EXECUTIVE INCENTIVE AWARD
WHEREAS, section 304 of the Sarbanes-Oxley Act of 2002 already requires the Chief Executive Officer and the Chief Financial Officer of Deere to reimburse Deere for certain Incentive Compensation they receive and profits they realize on the sale of Deere securities during the 12-month period following the issuance by Deere of a financial report that, due to misconduct, is materially noncompliant with any financial reporting requirement under the federal securities laws;
WHEREAS, Incentive Compensation payments (Incentive Compensation) under this policy may include, without limitation, Short Term Incentive (STI) awards; Mid-Term Incentive Awards (MTI); Long Term Incentive awards, which include restricted stock units and stock options; and any portion of pension payments that are calculated based on Incentive Compensation payments;
WHEREAS, for purposes of this policy, the term Executive means (i) an individual designated by the Board of Directors of Deere & Company (Deere) as an executive officer of Deere; and (ii) all other employees of Deere and its subsidiaries in compensation band IV as determined by Deeres policies and procedures. This policy shall also apply to any retired Executive who meets all of the requirements for recoupment of Incentive Compensation payments under this policy; and
WHEREAS, the Board Compensation Committee (Committee) believes it would be in the best interests of Deere to adopt a similar policy on recoupment of Incentive Compensation payments made to other Deere Executives;
RESOLVED, that, effective 1 November 2007 (Effective Date), if the Committee learns of any misconduct by an Executive that contributed to Deeres restatement of all or a portion of Deeres financial statements filed with the Securities and Exchange Commission (SEC), the Committee will take any and all actions the Committee deems necessary to remedy the misconduct and prevent its recurrence.

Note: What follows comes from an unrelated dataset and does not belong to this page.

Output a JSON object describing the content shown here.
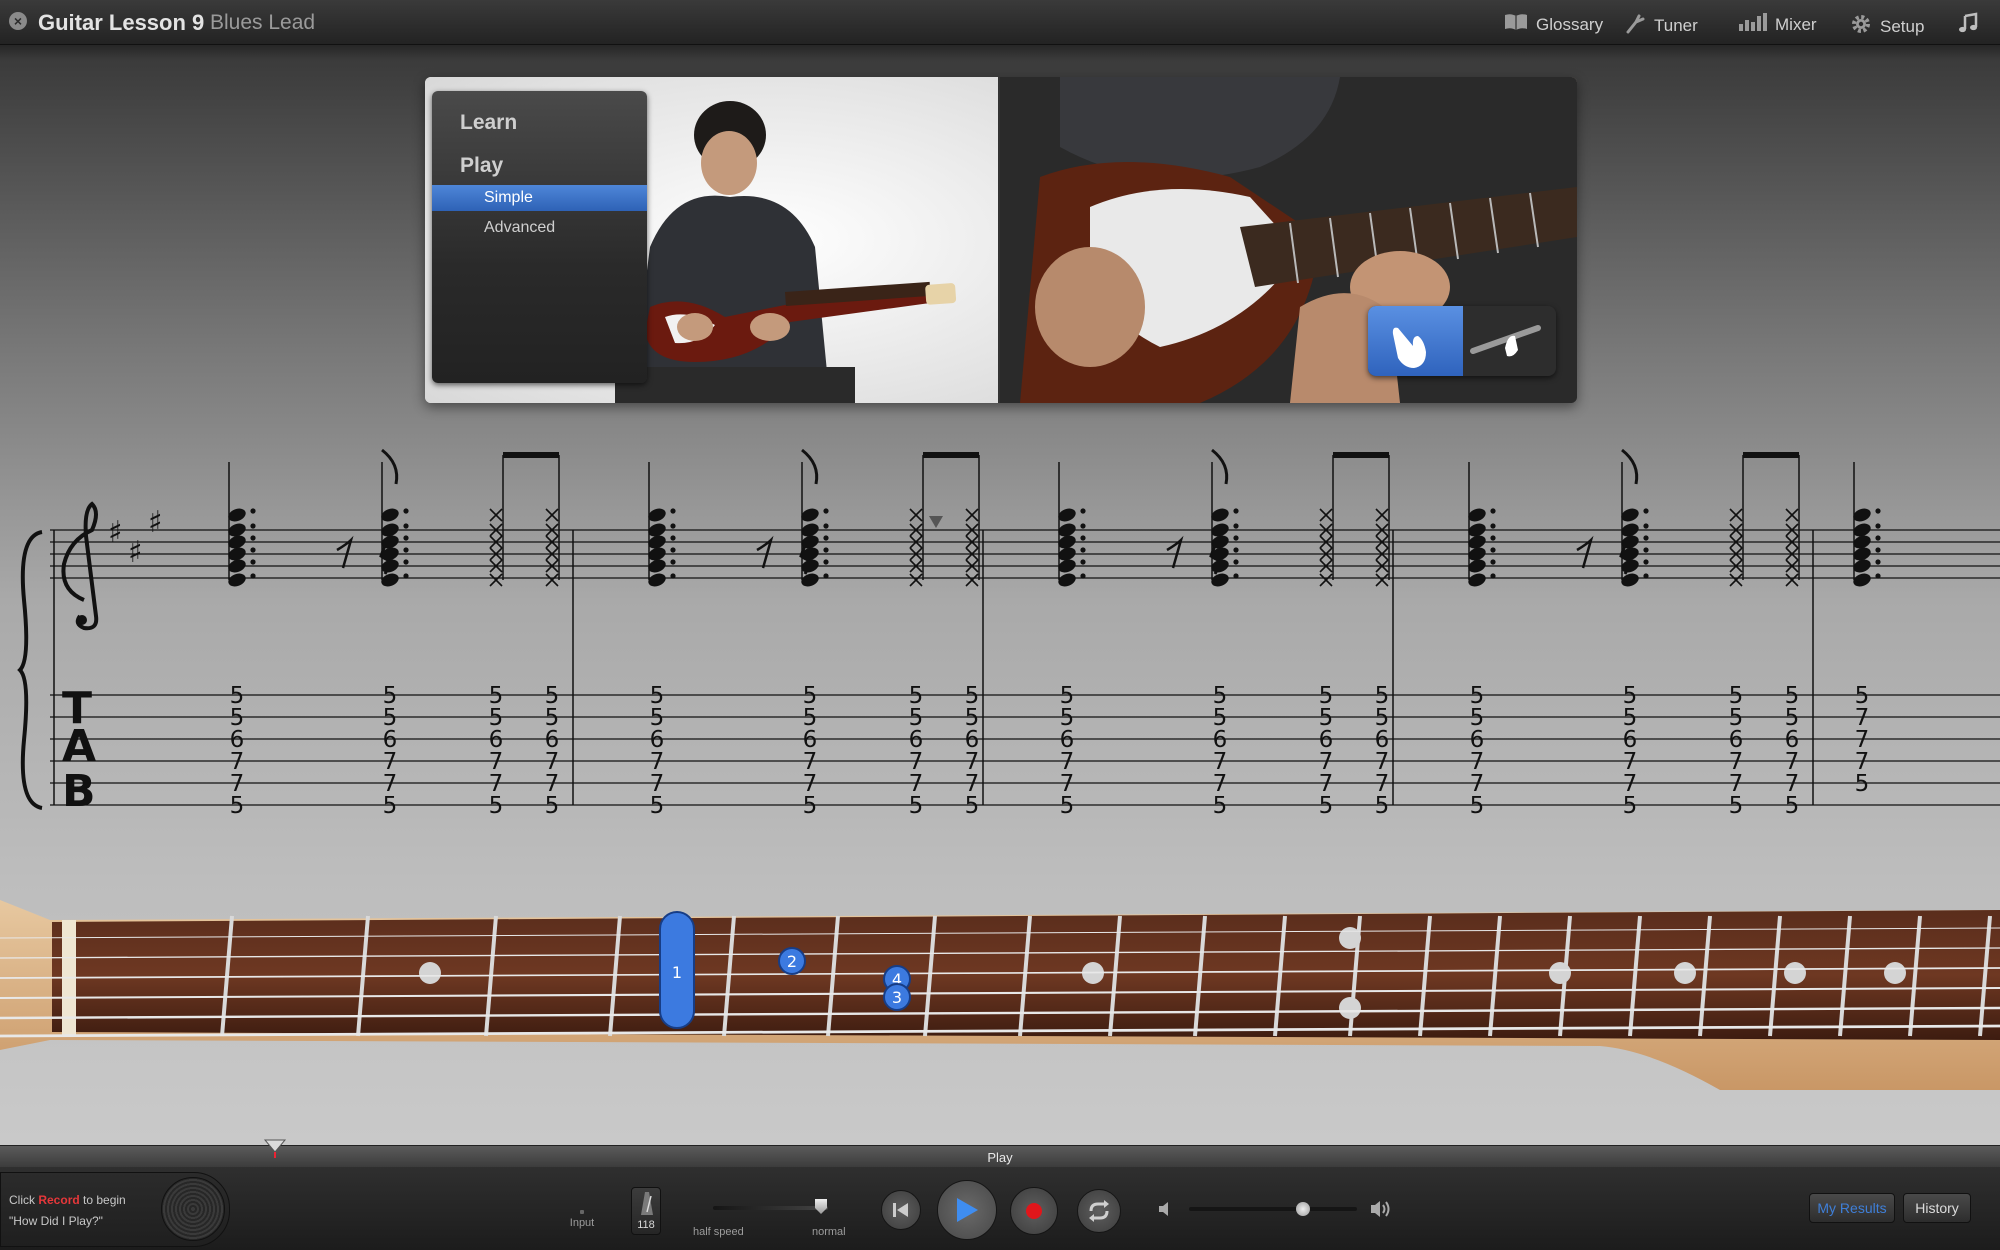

The Committee shall, to the extent permitted by applicable law, determine whether to require recoupment of any Incentive Compensation paid to an Executive where:
(a) The following three conditions are met:
(1) the payment was predicated upon achieving certain financial results that were subsequently restated due to Deeres material noncompliance, as a result of misconduct, with any financial reporting requirement under the securities laws;
(2) the Committee determines the Executive engaged in misconduct that contributed to the need for the restatement; and
(3) a lower payment would have been made to the Executive based upon the restated financial results; and/or
(b) The following two conditions are met:
(1) the Committee determines the Executive engaged in misconduct that contributed to inaccurate operating metrics being used to calculate Incentive Compensation;
(2) a lower payment would have been made to the Executive had the correct operating metrics been properly applied to the calculation of Incentive Compensation.
If the Committee determines that recoupment action is appropriate, the Committee will, to the extent practicable and permitted by applicable law, seek to recover from the individual Executive all of the Incentive Compensation paid to the Executive or credited to the Executives deferred compensation account for the relevant period. Such recovery may be made in any manner permitted by law, including, but not limited to, offsetting current incentive and non-incentive compensation.
In determining whether a claim for recoupment of Incentive Compensation from an Executive is appropriate, the Committee will take into account all relevant factors.
The Committee may, in determining appropriate remedial action, take into account penalties or punishments imposed by third parties, such as law enforcement agencies, regulators or other authorities. The Committees power to determine the appropriate punishment for the wrongdoer is in addition to, and not in replacement of, any remedies or sanctions imposed by such authorities or any other third party actions.
This policy applies to any restatements of Deere financial statements filed with the SEC that occur after the Effective Date that meet the requirements of the policy, including, without limitation, any restatements of any financial statements of a fiscal year prior to the Effective Date where the restatement occurs after the Effective Date.